EUA ameaçam Brasil com novas tarifas: entenda os possíveis reflexos no câmbio, crédito e investimento estrangeiro.
Uma proposta de tarifa de 25% sobre produtos brasileiros, anunciada pelos Estados Unidos com base na Seção 301 da Lei de Comércio, acende um alerta na economia nacional. Embora os principais motores da exportação brasileira tenham sido isentados, especialistas apontam que a medida introduz um cenário de **incertezas** que pode afetar significativamente o câmbio, encarecer o crédito e inibir o fluxo de capital estrangeiro para o país.
A investigação, conduzida pelo Escritório do Representante Comercial dos EUA (USTR) e recentemente concluída, alega práticas consideradas injustas ou irrazoáveis por parte do Brasil. Entre as justificativas apresentadas pelos americanos estão o sistema de pagamentos Pix, o comércio digital, decisões judiciais contra redes sociais americanas, questões de propriedade intelectual, restrições no mercado de etanol e o desmatamento.
A decisão final sobre a imposição das sanções caberá ao presidente Donald Trump, com prazo até 15 de julho de 2026 para aprovação, após uma audiência pública agendada para 6 de julho. Conforme informações divulgadas, a medida pode aumentar a tarifa efetiva média sobre as exportações brasileiras para os EUA em 6,25 pontos percentuais, elevando-a para 18,5%. Estima-se que cerca de US$ 9,5 bilhões, o equivalente a 25% do total das exportações bilaterais, enfrentem o aumento integral de 25% na alíquota.
Impacto além das exportações: um risco macroeconômico
Apesar de produtos essenciais como carnes, café, minerais e aeronaves civis terem sido poupados da sobretaxa, o cenário para o mercado financeiro é de preocupação. Especialistas alertam que a tarifa funciona como um instrumento de **pressão política e regulatória**, com efeitos colaterais que podem atingir o câmbio, os juros e o fluxo de capitais. Cassio Viana de Jesus, diretor de investimentos da Pilar Capital, destaca que o tema se torna um risco macro quando afeta a balança comercial, a conta corrente, o câmbio e a inflação, além do prêmio de risco exigido por investidores.
A percepção de risco já começa a ser precificada no mercado. André Matos, CEO da MA7 Negócios, ressalta que o Brasil já lida com desafios internos, como uma Dívida Bruta em torno de 80,1% do PIB e a taxa Selic em 14,50%. Qualquer **ruído adicional**, como a ameaça tarifária, pode desacelerar o fluxo de investimentos estrangeiros que entrou na B3 em 2026. A tensão diplomática tende a tornar o investidor externo mais seletivo, exigindo um prêmio maior para manter sua exposição no país.
Câmbio sob pressão e incerteza fiscal para empresas
No curto prazo, o câmbio operou descolado do anúncio inicial, influenciado por variáveis globais. No entanto, analistas advertem que a **incerteza tarifária** permanecerá no radar como um vetor de pressão altista para o dólar até julho.

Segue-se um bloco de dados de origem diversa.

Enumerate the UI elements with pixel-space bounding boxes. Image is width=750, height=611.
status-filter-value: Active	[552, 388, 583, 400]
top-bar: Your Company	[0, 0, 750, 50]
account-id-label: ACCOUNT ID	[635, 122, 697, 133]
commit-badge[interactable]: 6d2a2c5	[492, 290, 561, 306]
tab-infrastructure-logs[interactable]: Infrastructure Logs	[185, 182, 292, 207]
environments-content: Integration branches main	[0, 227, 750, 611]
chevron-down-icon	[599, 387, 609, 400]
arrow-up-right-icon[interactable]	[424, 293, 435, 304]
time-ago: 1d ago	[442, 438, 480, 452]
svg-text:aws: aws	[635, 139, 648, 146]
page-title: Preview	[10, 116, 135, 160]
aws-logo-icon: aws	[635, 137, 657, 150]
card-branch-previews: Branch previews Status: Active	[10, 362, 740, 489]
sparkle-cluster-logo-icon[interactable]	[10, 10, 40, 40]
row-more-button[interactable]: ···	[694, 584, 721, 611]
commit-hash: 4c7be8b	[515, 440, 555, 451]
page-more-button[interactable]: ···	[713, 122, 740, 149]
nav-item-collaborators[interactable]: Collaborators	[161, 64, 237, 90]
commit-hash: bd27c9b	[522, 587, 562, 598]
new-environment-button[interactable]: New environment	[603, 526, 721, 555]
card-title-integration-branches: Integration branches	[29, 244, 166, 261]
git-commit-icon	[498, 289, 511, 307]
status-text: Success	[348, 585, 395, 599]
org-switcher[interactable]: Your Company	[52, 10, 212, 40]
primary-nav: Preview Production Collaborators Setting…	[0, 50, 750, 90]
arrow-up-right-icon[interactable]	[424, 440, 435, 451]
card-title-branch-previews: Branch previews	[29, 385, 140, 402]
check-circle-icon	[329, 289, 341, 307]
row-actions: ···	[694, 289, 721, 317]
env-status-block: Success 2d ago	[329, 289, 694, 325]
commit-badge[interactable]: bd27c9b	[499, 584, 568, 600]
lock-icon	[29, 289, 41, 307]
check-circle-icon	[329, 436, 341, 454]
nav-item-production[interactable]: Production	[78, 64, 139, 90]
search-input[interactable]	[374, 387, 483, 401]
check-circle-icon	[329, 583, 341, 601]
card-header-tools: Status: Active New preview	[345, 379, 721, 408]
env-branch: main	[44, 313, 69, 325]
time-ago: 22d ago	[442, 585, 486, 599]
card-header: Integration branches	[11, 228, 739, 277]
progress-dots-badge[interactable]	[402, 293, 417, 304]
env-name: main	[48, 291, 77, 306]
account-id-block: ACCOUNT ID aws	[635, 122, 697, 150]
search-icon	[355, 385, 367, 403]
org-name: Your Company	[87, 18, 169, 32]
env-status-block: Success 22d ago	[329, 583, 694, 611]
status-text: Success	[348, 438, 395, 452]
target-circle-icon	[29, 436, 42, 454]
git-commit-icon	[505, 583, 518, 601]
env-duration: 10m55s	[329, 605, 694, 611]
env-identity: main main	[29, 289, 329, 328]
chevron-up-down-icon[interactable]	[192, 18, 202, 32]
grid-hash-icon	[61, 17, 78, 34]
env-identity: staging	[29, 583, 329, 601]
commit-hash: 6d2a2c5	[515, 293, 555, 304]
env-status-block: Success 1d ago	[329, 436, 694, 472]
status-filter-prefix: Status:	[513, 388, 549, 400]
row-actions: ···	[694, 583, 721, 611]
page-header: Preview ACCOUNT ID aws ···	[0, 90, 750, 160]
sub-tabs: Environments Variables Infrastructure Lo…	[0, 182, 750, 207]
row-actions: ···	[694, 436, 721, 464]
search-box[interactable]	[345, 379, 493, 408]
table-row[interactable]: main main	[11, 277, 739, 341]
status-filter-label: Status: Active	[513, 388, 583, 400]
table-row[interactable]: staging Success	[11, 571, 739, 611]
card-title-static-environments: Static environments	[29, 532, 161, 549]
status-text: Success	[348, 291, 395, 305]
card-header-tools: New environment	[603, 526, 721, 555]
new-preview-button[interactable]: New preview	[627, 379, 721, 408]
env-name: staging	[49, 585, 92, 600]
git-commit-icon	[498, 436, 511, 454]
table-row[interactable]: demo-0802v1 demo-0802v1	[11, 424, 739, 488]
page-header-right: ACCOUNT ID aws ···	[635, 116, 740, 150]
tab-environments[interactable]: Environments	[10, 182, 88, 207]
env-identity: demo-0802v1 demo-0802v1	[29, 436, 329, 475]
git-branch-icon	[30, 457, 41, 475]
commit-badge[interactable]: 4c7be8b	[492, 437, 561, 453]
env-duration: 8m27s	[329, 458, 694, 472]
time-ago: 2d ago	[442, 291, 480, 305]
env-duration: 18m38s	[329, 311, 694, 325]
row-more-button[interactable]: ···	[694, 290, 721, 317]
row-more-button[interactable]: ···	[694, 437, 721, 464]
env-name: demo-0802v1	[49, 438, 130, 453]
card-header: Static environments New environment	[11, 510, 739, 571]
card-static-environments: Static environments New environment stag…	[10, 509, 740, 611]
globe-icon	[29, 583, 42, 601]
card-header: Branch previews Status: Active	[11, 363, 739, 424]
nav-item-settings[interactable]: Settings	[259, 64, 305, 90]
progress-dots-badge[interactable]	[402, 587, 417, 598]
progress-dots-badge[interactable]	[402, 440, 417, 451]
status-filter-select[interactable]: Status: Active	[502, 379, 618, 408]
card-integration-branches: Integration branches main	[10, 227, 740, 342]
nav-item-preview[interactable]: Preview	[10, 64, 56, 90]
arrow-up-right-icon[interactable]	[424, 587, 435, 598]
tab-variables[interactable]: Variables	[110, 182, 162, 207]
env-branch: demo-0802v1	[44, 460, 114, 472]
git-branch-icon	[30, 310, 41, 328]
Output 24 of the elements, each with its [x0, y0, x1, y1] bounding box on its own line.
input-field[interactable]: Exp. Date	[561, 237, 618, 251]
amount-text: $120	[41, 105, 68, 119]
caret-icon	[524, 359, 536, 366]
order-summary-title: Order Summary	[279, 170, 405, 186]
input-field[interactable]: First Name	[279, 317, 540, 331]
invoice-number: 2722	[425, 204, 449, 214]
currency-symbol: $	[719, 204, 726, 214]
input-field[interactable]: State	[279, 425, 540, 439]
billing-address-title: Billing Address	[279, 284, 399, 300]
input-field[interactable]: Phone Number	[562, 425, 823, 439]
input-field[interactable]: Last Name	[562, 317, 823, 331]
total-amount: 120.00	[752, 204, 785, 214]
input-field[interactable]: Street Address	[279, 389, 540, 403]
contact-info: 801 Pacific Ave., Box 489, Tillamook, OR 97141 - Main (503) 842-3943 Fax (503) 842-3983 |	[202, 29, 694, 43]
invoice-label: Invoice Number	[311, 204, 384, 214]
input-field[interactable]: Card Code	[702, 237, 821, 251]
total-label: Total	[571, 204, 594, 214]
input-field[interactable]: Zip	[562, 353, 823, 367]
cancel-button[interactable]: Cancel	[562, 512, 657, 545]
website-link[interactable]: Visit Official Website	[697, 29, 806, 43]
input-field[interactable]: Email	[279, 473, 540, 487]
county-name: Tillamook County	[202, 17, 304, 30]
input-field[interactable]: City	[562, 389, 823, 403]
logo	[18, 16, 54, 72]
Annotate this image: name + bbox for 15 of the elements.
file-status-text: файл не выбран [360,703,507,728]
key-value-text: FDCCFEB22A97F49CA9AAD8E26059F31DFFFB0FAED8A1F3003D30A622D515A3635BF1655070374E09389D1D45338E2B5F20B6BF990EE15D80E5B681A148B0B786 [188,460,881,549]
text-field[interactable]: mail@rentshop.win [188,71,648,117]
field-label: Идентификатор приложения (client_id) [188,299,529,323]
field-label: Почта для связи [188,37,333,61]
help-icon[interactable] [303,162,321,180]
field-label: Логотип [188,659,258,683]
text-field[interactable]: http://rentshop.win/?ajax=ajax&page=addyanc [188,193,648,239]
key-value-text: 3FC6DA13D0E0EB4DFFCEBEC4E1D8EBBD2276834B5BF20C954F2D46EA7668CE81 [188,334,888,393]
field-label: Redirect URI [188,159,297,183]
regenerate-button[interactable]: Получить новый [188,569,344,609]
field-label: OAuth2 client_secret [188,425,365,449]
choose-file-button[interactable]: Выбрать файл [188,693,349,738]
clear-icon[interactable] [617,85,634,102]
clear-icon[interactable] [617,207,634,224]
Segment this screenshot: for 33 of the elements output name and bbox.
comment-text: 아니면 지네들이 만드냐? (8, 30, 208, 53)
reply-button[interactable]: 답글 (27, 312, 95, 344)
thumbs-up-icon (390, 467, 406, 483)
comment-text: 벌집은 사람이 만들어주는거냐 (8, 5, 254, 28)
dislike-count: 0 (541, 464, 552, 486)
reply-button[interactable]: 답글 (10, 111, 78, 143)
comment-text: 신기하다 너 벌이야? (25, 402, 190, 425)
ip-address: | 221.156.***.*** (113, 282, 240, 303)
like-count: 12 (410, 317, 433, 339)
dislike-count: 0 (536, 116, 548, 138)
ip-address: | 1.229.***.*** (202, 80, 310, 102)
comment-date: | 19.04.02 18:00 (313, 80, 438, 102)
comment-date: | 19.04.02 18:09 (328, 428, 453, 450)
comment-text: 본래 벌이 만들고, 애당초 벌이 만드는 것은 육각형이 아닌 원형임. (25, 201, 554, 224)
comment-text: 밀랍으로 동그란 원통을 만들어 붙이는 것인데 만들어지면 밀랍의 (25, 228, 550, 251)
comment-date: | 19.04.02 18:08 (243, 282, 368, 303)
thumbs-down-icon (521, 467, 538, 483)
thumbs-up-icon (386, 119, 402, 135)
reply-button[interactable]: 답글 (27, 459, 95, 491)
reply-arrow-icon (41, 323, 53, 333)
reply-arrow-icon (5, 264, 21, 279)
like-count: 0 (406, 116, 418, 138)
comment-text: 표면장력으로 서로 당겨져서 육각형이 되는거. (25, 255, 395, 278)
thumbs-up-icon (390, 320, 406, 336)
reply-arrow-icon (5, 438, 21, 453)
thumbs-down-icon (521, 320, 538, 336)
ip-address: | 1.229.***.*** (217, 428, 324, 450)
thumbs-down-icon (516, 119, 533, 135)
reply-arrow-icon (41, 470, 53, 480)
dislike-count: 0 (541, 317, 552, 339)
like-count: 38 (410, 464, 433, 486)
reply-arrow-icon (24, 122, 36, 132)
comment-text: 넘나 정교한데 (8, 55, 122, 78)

A possibilidade de uma resposta fiscal improvisada por parte do governo para compensar setores afetados também pode gerar mais distorções e aumentar a litigiosidade no país, segundo Mary Elbe Queiroz, presidente do Cenapret.
O que está em jogo para o Brasil e os próximos passos
A investigação americana, iniciada em julho de 2025, lista como motivos para a tarifação o sistema Pix, o comércio digital, ordens judiciais contra redes sociais, propriedade intelectual e o desmatamento. A decisão final de Donald Trump, esperada para 15 de julho de 2026, definirá o real impacto dessa medida sobre a economia brasileira. A audiência pública marcada para 6 de julho será um momento crucial para apresentar os argumentos e buscar mitigar os efeitos negativos da proposta.
O especialista em comércio exterior, Jackson Campos, avalia que a medida aumenta a incerteza para empresas que exportam aos EUA, podendo resultar em perda de competitividade e custos adicionais. A análise da XP Investimentos sugere que cerca de US$ 9,5 bilhões em exportações brasileiras podem ser afetados diretamente pela nova tarifa, elevando a tarifa efetiva média sobre os produtos exportados para os EUA. A MAG Investimentos projeta um impacto semelhante, na ordem de US$ 10 bilhões.